Wright called for more. Ideally he would like to see companies hire Diversity Equity Inclusion officers as well as dedicated more money to HBCUs.

“It’s more than just symbolic gestures,” he said. “You have to put finance behind it, you have to ask for forgiveness for all the injustice you’ve done before and you have people filters throughout the whole organization that care about DEI and everyone is held responsible.”

In addition to his work as a professor, Wright is a licensed minister. Essentially he is walking in the footsteps of his father James Wright, pastor at Rightway Baptist Church in Culver City, Calif.

The decision to become a preacher wasn’t a sure thing until Wright was living in Washington, D.C., while he was in the doctoral program at American University.  He had constant dreams of about preaching that led to a conversation with his father.

Within six months, Wright said he was on the pulpit delivering his first trial sermon. He developed a style of preaching that often rings with personal testimony or even humor.

His messages tend to capture a congregation as if he speaks individually to each one in the pews.
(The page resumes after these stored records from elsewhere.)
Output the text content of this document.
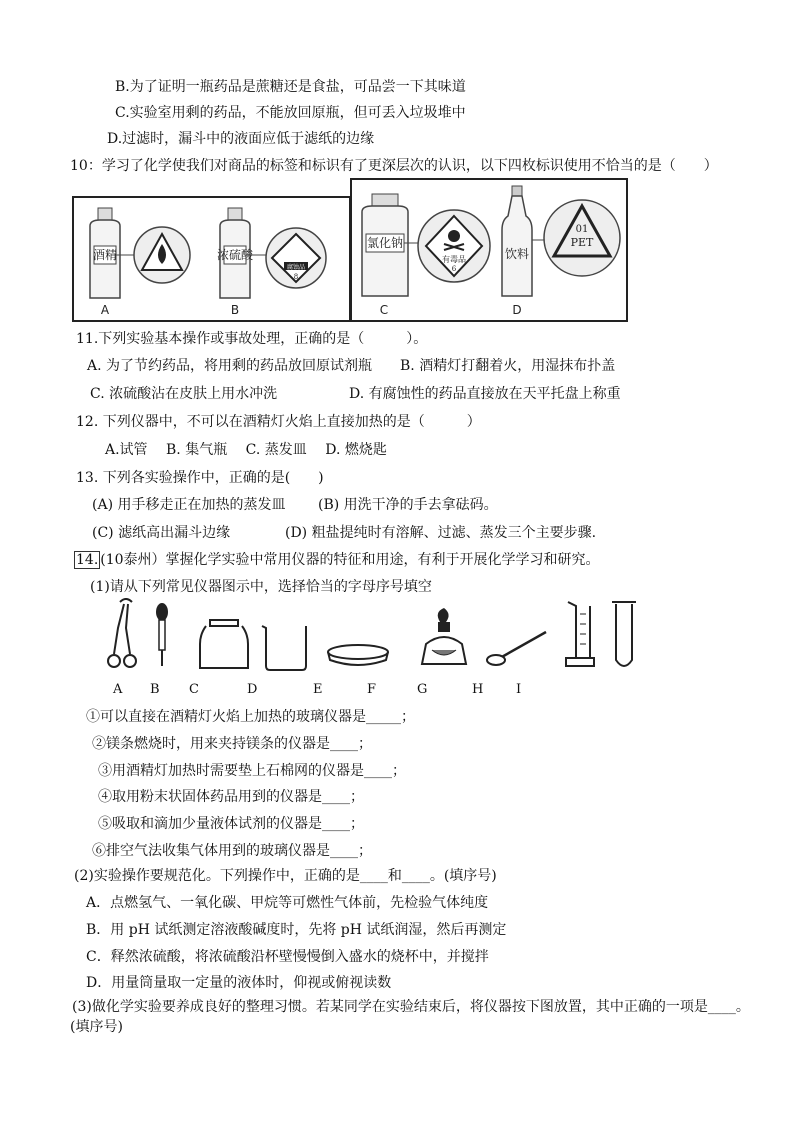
B.为了证明一瓶药品是蔗糖还是食盐，可品尝一下其味道
C.实验室用剩的药品，不能放回原瓶，但可丢入垃圾堆中
D.过滤时，漏斗中的液面应低于滤纸的边缘
10：学习了化学使我们对商品的标签和标识有了更深层次的认识，以下四枚标识使用不恰当的是（　　）
酒精	浓硫酸
腐蚀品
8
A	B
氯化钠
有毒品
6
饮料
01
PET
C	D
11.下列实验基本操作或事故处理，正确的是（　　　）。
A. 为了节约药品，将用剩的药品放回原试剂瓶 B. 酒精灯打翻着火，用湿抹布扑盖
C. 浓硫酸沾在皮肤上用水冲洗	D. 有腐蚀性的药品直接放在天平托盘上称重
12. 下列仪器中，不可以在酒精灯火焰上直接加热的是（　　　）
A.试管　 B. 集气瓶　 C. 蒸发皿　 D. 燃烧匙
13. 下列各实验操作中，正确的是(　　)
(A) 用手移走正在加热的蒸发皿 (B) 用洗干净的手去拿砝码。
(C) 滤纸高出漏斗边缘	(D) 粗盐提纯时有溶解、过滤、蒸发三个主要步骤.
14. (10泰州）掌握化学实验中常用仪器的特征和用途，有利于开展化学学习和研究。
(1)请从下列常见仪器图示中，选择恰当的字母序号填空
A B C	D	E	F	G	H	I
①可以直接在酒精灯火焰上加热的玻璃仪器是_____；
②镁条燃烧时，用来夹持镁条的仪器是____；
③用酒精灯加热时需要垫上石棉网的仪器是____；
④取用粉末状固体药品用到的仪器是____；
⑤吸取和滴加少量液体试剂的仪器是____；
⑥排空气法收集气体用到的玻璃仪器是____；
(2)实验操作要规范化。下列操作中，正确的是____和____。(填序号)
A．点燃氢气、一氧化碳、甲烷等可燃性气体前，先检验气体纯度
B．用 pH 试纸测定溶液酸碱度时，先将 pH 试纸润湿，然后再测定
C．释然浓硫酸，将浓硫酸沿杯壁慢慢倒入盛水的烧杯中，并搅拌
D．用量筒量取一定量的液体时，仰视或俯视读数
(3)做化学实验要养成良好的整理习惯。若某同学在实验结束后，将仪器按下图放置，其中正确的一项是____。
(填序号)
That goes back to when  he and Wright led the young adult ministries at Shiloh Baptist Church, said Antonio McLaren.

“His style is non-threatening, which is a very important part in ministry,” McLaren said.  “I believe when you can impart testimony or knowledge to a population in a way that can be received by not being overbearing or intimidating it’s important.”

His style comes from a need to be to be deliberate about relating to a congregation in the right way, Wright said.

“You think about the tradition of the Black church,” he said. “There is a time when you want to shout and there is a time when you want to teach. Since I’m a teacher, my goal is always to leave you with something better than how you came. If there is something I can relate to you to help you get to the next day I want to do that.”